Computer Use as an Enterprise Modernization Opportunity

“I think there are a lot of enterprises that depend on legacy systems that do not have APIs or MCPs built. Maybe 95% of them do not. I believe [computer use] is the best way to get started with AI [for enterprise customers] because a lot of companies are under pressure right now to ‘implement’ AI.”

The founder notes that while some early adopters are diving into building MCP servers, most companies are still pondering implementation and potential security issues. “[Enterprises] have a lot of these questions. What's the best way to go about [implementing AI]? Try to build computer use. At the end of the day, your software does have a login screen of some kind. People use it with a keyboard and mouse. And if humans can use these things, computer use AIs do the same.”

The founder suggests that as models only continue to improve, computer use will as well. “If today, we can perform a one-hour task reliably, maybe within a year, we can perform a three- to four-hour task reliably.

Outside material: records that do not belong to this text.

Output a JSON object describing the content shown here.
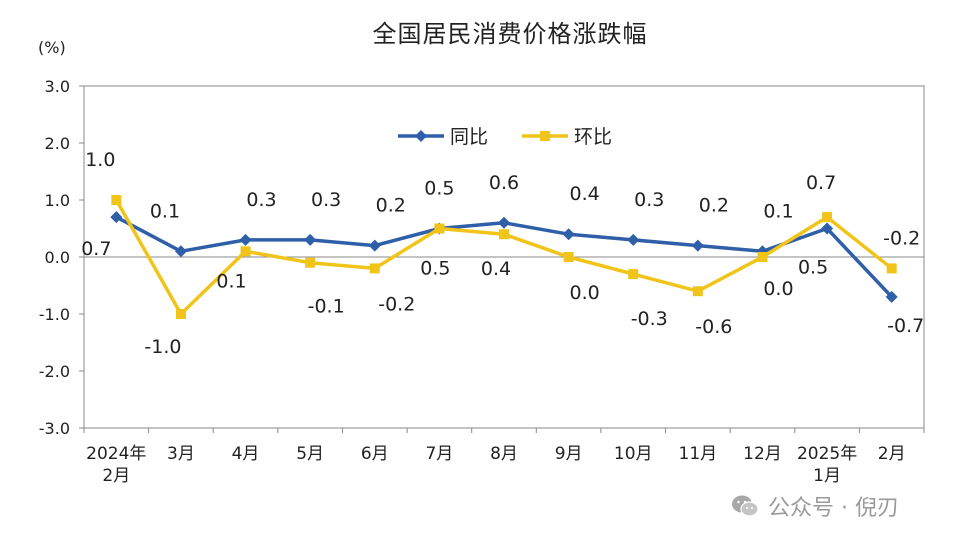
{
  "chart_data": {
    "type": "line",
    "title": "全国居民消费价格涨跌幅",
    "unit_label": "(%)",
    "y_ticks": [
      "3.0",
      "2.0",
      "1.0",
      "0.0",
      "-1.0",
      "-2.0",
      "-3.0"
    ],
    "ylim": [
      -3,
      3
    ],
    "categories": [
      [
        "2024年",
        "2月"
      ],
      [
        "3月"
      ],
      [
        "4月"
      ],
      [
        "5月"
      ],
      [
        "6月"
      ],
      [
        "7月"
      ],
      [
        "8月"
      ],
      [
        "9月"
      ],
      [
        "10月"
      ],
      [
        "11月"
      ],
      [
        "12月"
      ],
      [
        "2025年",
        "1月"
      ],
      [
        "2月"
      ]
    ],
    "legend_position": "top-center",
    "grid": false,
    "series": [
      {
        "name": "同比",
        "color": "#2e5fa8",
        "marker": "diamond",
        "values": [
          0.7,
          0.1,
          0.3,
          0.3,
          0.2,
          0.5,
          0.6,
          0.4,
          0.3,
          0.2,
          0.1,
          0.5,
          -0.7
        ],
        "labels": [
          "0.7",
          "0.1",
          "0.3",
          "0.3",
          "0.2",
          "0.5",
          "0.6",
          "0.4",
          "0.3",
          "0.2",
          "0.1",
          "0.5",
          "-0.7"
        ]
      },
      {
        "name": "环比",
        "color": "#f0c419",
        "marker": "square",
        "values": [
          1.0,
          -1.0,
          0.1,
          -0.1,
          -0.2,
          0.5,
          0.4,
          0.0,
          -0.3,
          -0.6,
          0.0,
          0.7,
          -0.2
        ],
        "labels": [
          "1.0",
          "-1.0",
          "0.1",
          "-0.1",
          "-0.2",
          "0.5",
          "0.4",
          "0.0",
          "-0.3",
          "-0.6",
          "0.0",
          "0.7",
          "-0.2"
        ]
      }
    ]
  },
  "watermark": {
    "text": "公众号 · 倪刃",
    "icon": "wechat-icon",
    "color": "#9a9a9a"
  }
}
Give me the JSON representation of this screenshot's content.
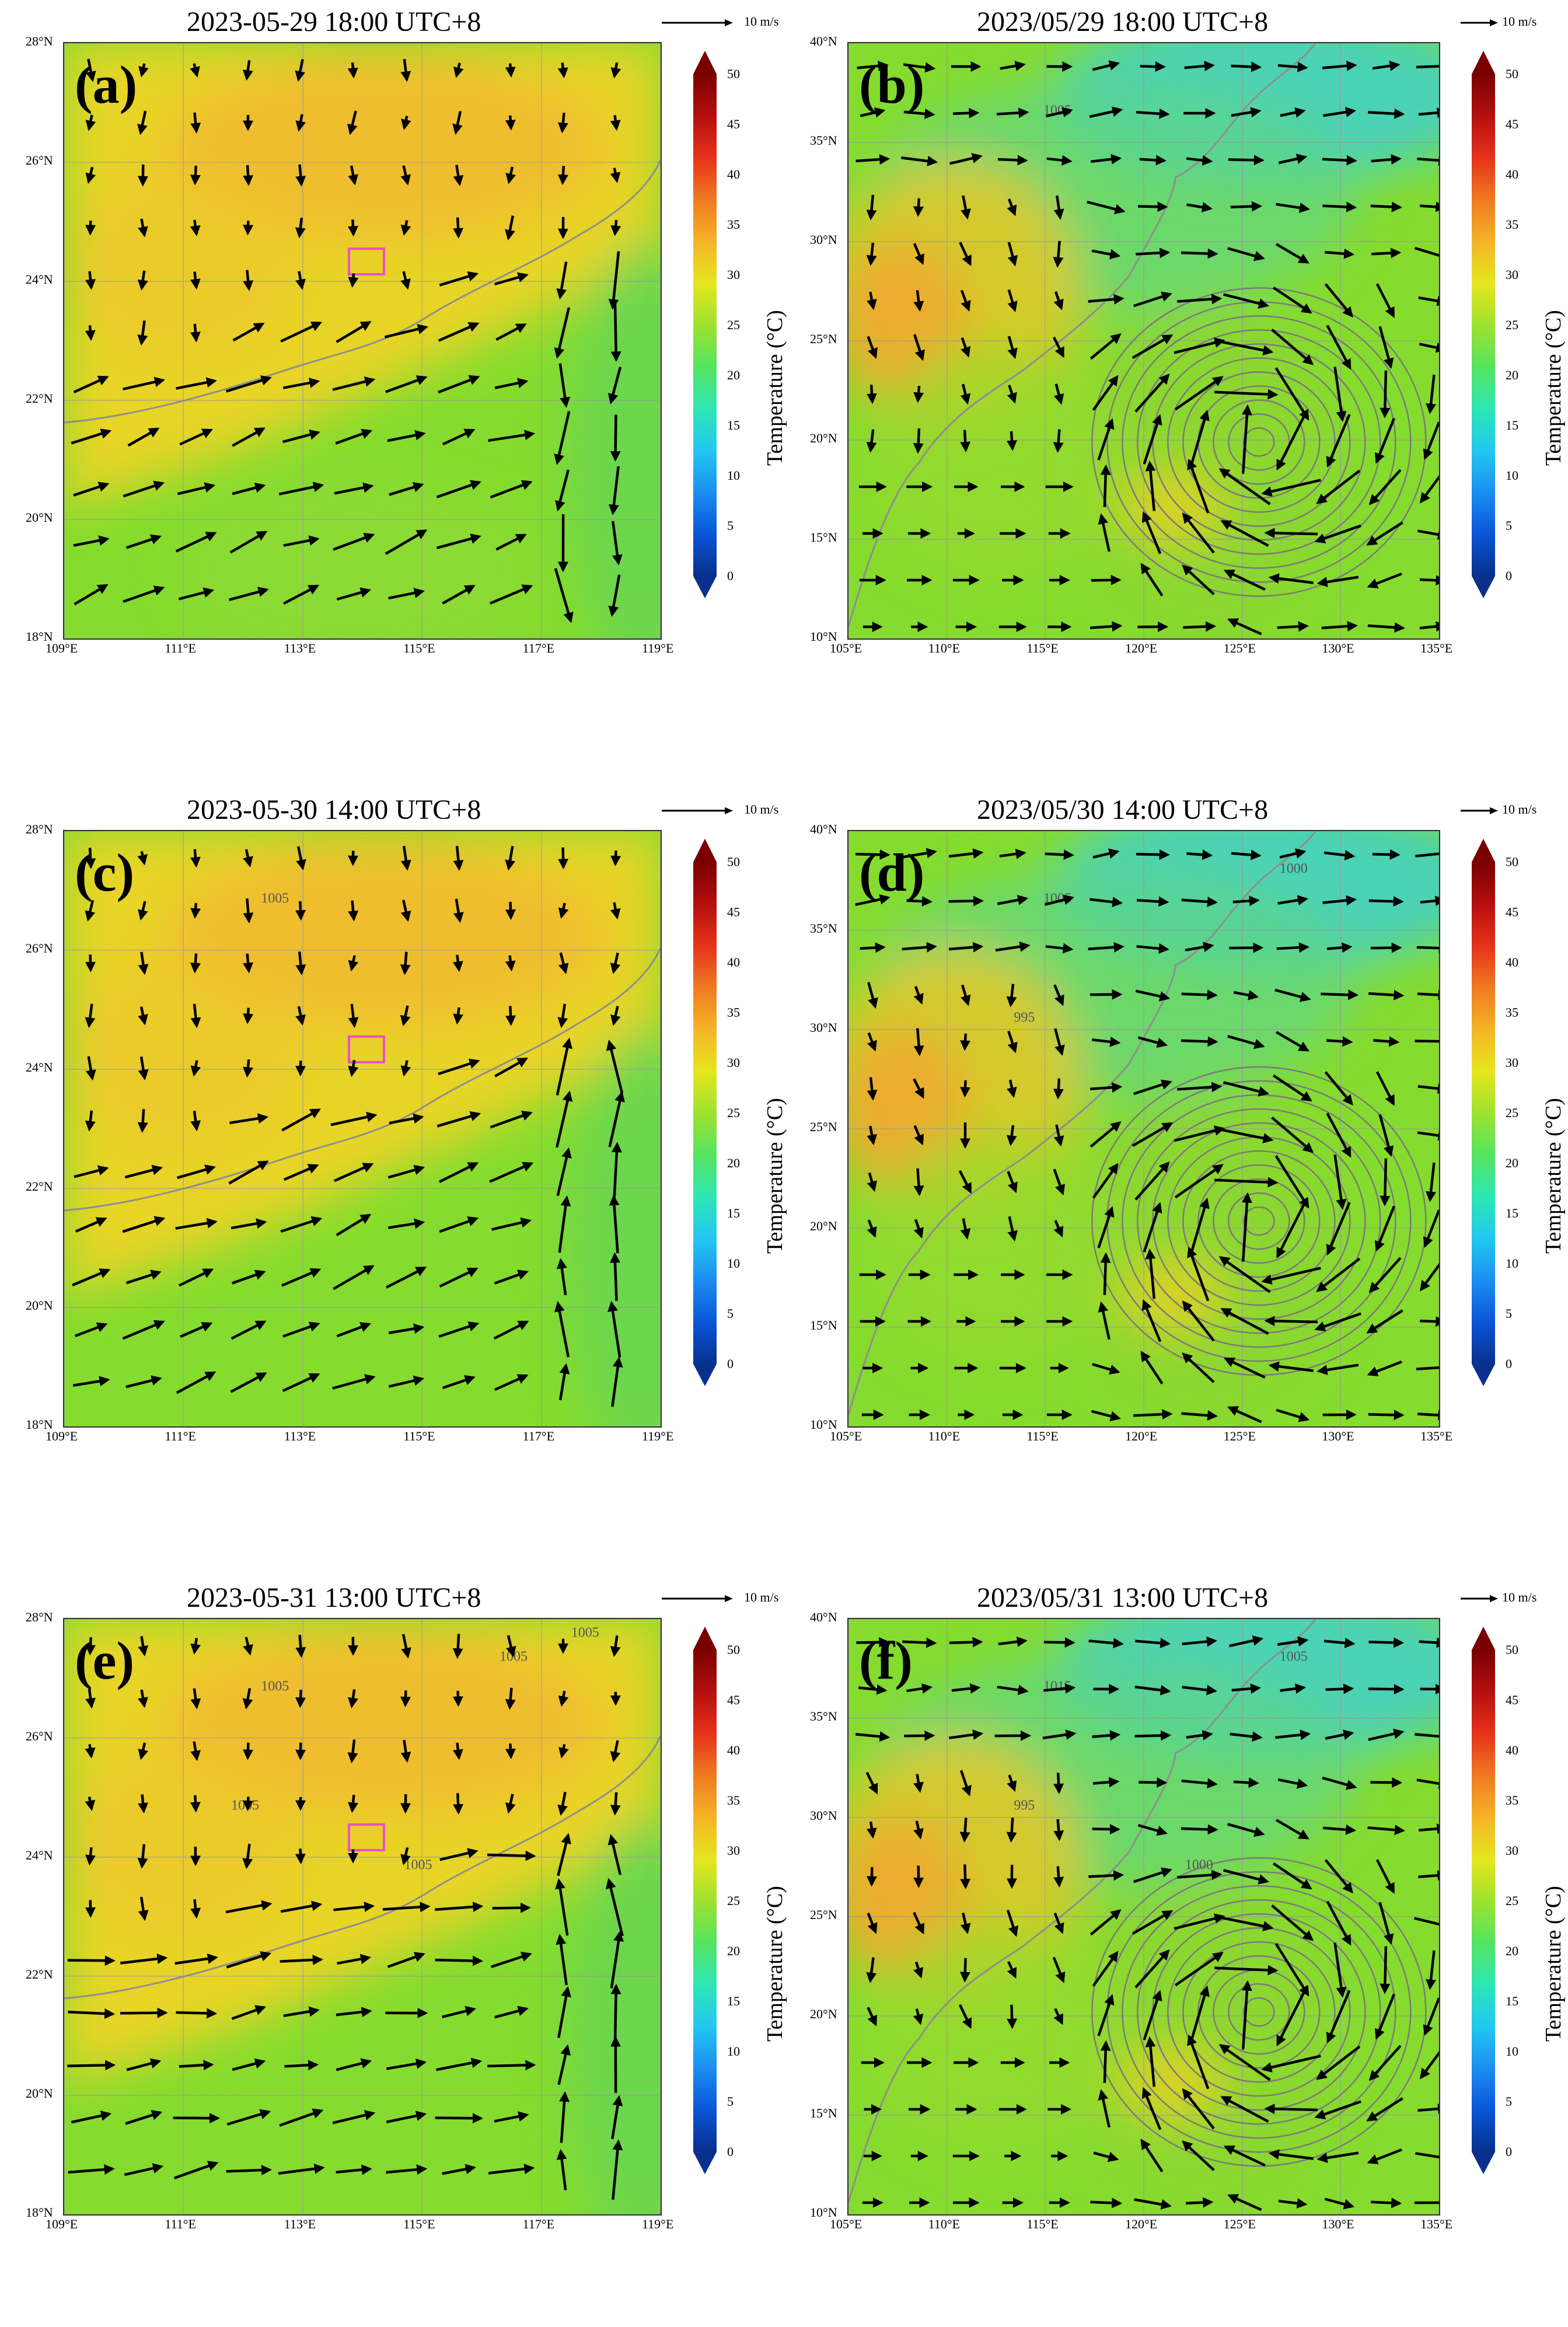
{
  "colorbar": {
    "label": "Temperature (°C)",
    "ticks": [
      "0",
      "5",
      "10",
      "15",
      "20",
      "25",
      "30",
      "35",
      "40",
      "45",
      "50"
    ],
    "colors": [
      "#08308c",
      "#0a55d8",
      "#1b8ef0",
      "#22c8f0",
      "#2ee6b4",
      "#55e460",
      "#9ee22e",
      "#e6e61e",
      "#f4b426",
      "#f07a22",
      "#e6321a",
      "#b40f0f",
      "#7a0000"
    ]
  },
  "reference_vector": "10 m/s",
  "panels": [
    {
      "id": "a",
      "letter": "(a)",
      "title": "2023-05-29 18:00 UTC+8",
      "lon_labels": [
        "109°E",
        "111°E",
        "113°E",
        "115°E",
        "117°E",
        "119°E"
      ],
      "lat_labels": [
        "28°N",
        "26°N",
        "24°N",
        "22°N",
        "20°N",
        "18°N"
      ],
      "contours": [],
      "box": true,
      "cyclone": false
    },
    {
      "id": "b",
      "letter": "(b)",
      "title": "2023/05/29 18:00 UTC+8",
      "lon_labels": [
        "105°E",
        "110°E",
        "115°E",
        "120°E",
        "125°E",
        "130°E",
        "135°E"
      ],
      "lat_labels": [
        "40°N",
        "35°N",
        "30°N",
        "25°N",
        "20°N",
        "15°N",
        "10°N"
      ],
      "contours": [
        "1005"
      ],
      "box": false,
      "cyclone": true
    },
    {
      "id": "c",
      "letter": "(c)",
      "title": "2023-05-30 14:00 UTC+8",
      "lon_labels": [
        "109°E",
        "111°E",
        "113°E",
        "115°E",
        "117°E",
        "119°E"
      ],
      "lat_labels": [
        "28°N",
        "26°N",
        "24°N",
        "22°N",
        "20°N",
        "18°N"
      ],
      "contours": [
        "1005"
      ],
      "box": true,
      "cyclone": false
    },
    {
      "id": "d",
      "letter": "(d)",
      "title": "2023/05/30 14:00 UTC+8",
      "lon_labels": [
        "105°E",
        "110°E",
        "115°E",
        "120°E",
        "125°E",
        "130°E",
        "135°E"
      ],
      "lat_labels": [
        "40°N",
        "35°N",
        "30°N",
        "25°N",
        "20°N",
        "15°N",
        "10°N"
      ],
      "contours": [
        "1005",
        "1000",
        "995"
      ],
      "box": false,
      "cyclone": true
    },
    {
      "id": "e",
      "letter": "(e)",
      "title": "2023-05-31 13:00 UTC+8",
      "lon_labels": [
        "109°E",
        "111°E",
        "113°E",
        "115°E",
        "117°E",
        "119°E"
      ],
      "lat_labels": [
        "28°N",
        "26°N",
        "24°N",
        "22°N",
        "20°N",
        "18°N"
      ],
      "contours": [
        "1005",
        "1005",
        "1005",
        "1005",
        "1005"
      ],
      "box": true,
      "cyclone": false
    },
    {
      "id": "f",
      "letter": "(f)",
      "title": "2023/05/31 13:00 UTC+8",
      "lon_labels": [
        "105°E",
        "110°E",
        "115°E",
        "120°E",
        "125°E",
        "130°E",
        "135°E"
      ],
      "lat_labels": [
        "40°N",
        "35°N",
        "30°N",
        "25°N",
        "20°N",
        "15°N",
        "10°N"
      ],
      "contours": [
        "1015",
        "1005",
        "995",
        "1000"
      ],
      "box": false,
      "cyclone": true
    }
  ]
}
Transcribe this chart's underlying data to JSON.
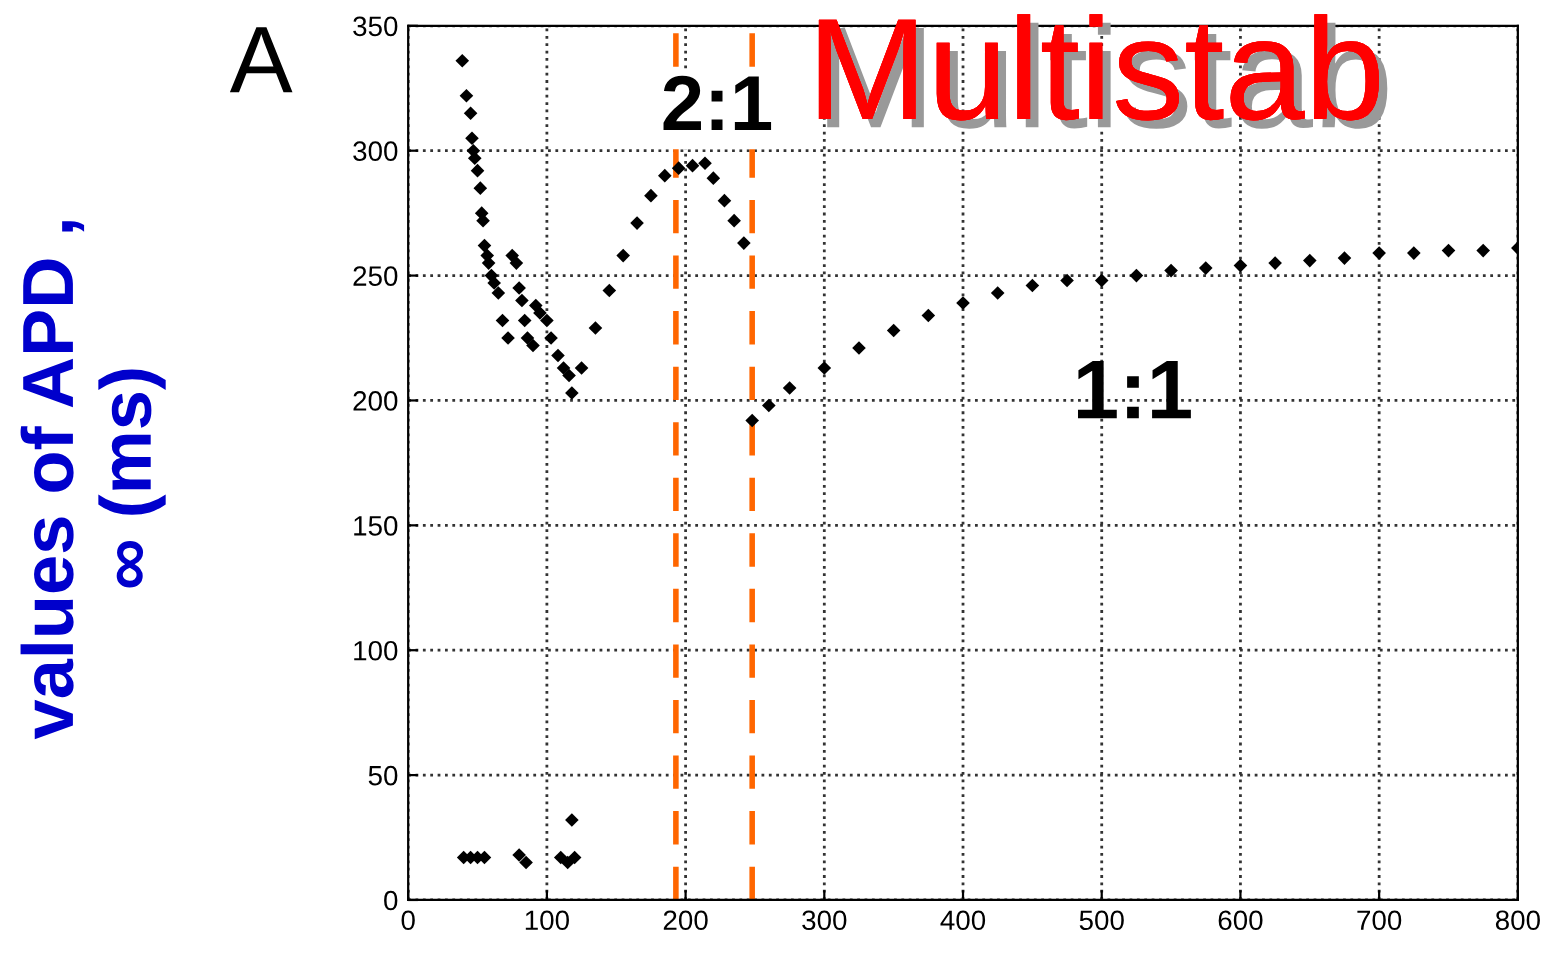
{
  "chart_data": {
    "type": "scatter",
    "title": "Multistab",
    "ylabel": "values of APD ,\n∞ (ms)",
    "annotations": [
      "A",
      "2:1",
      "1:1"
    ],
    "series": [
      {
        "color": "#000000",
        "x": [
          39,
          42,
          45,
          46,
          47,
          48,
          50,
          52,
          53,
          54,
          55,
          57,
          58,
          60,
          62,
          65,
          68,
          72,
          75,
          78,
          80,
          82,
          84,
          86,
          90,
          92,
          95,
          100,
          103,
          108,
          112,
          116,
          118,
          125,
          135,
          145,
          155,
          165,
          175,
          185,
          195,
          205,
          214,
          220,
          228,
          235,
          242,
          40,
          45,
          50,
          55,
          80,
          85,
          110,
          115,
          118,
          120,
          248,
          260,
          275,
          300,
          325,
          350,
          375,
          400,
          425,
          450,
          475,
          500,
          525,
          550,
          575,
          600,
          625,
          650,
          675,
          700,
          725,
          750,
          775,
          800
        ],
        "values": [
          336,
          322,
          315,
          305,
          300,
          297,
          292,
          285,
          275,
          272,
          262,
          258,
          255,
          250,
          247,
          243,
          232,
          225,
          258,
          255,
          245,
          240,
          232,
          225,
          222,
          238,
          235,
          232,
          225,
          218,
          213,
          210,
          203,
          213,
          229,
          244,
          258,
          271,
          282,
          290,
          293,
          294,
          295,
          289,
          280,
          272,
          263,
          17,
          17,
          17,
          17,
          18,
          15,
          17,
          15,
          32,
          17,
          192,
          198,
          205,
          213,
          221,
          228,
          234,
          239,
          243,
          246,
          248,
          248,
          250,
          252,
          253,
          254,
          255,
          256,
          257,
          259,
          259,
          260,
          260,
          261
        ]
      }
    ],
    "marker": "diamond",
    "ref_lines": [
      {
        "axis": "x",
        "value": 193,
        "color": "#ff6600",
        "line_style": "dashed"
      },
      {
        "axis": "x",
        "value": 248,
        "color": "#ff6600",
        "line_style": "dashed"
      }
    ],
    "xlim": [
      0,
      800
    ],
    "xticks": [
      0,
      100,
      200,
      300,
      400,
      500,
      600,
      700,
      800
    ],
    "ylim": [
      0,
      350
    ],
    "yticks": [
      0,
      50,
      100,
      150,
      200,
      250,
      300,
      350
    ],
    "grid": true
  }
}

Lots of companies have processes that take hours. With successful computer use, you can see efficiency improvements of 2x or 3x, even as you run agents as background tasks.”

“A lot of business units rely on tools that don’t have MCPs or AI-capable APIs. For example, I know of several accounting tools that don’t have MCP support, and won’t for some time? Maybe upwards of five to ten years? But whatever you do with a computer, with a keyboard and mouse, can be done right now with computer use.”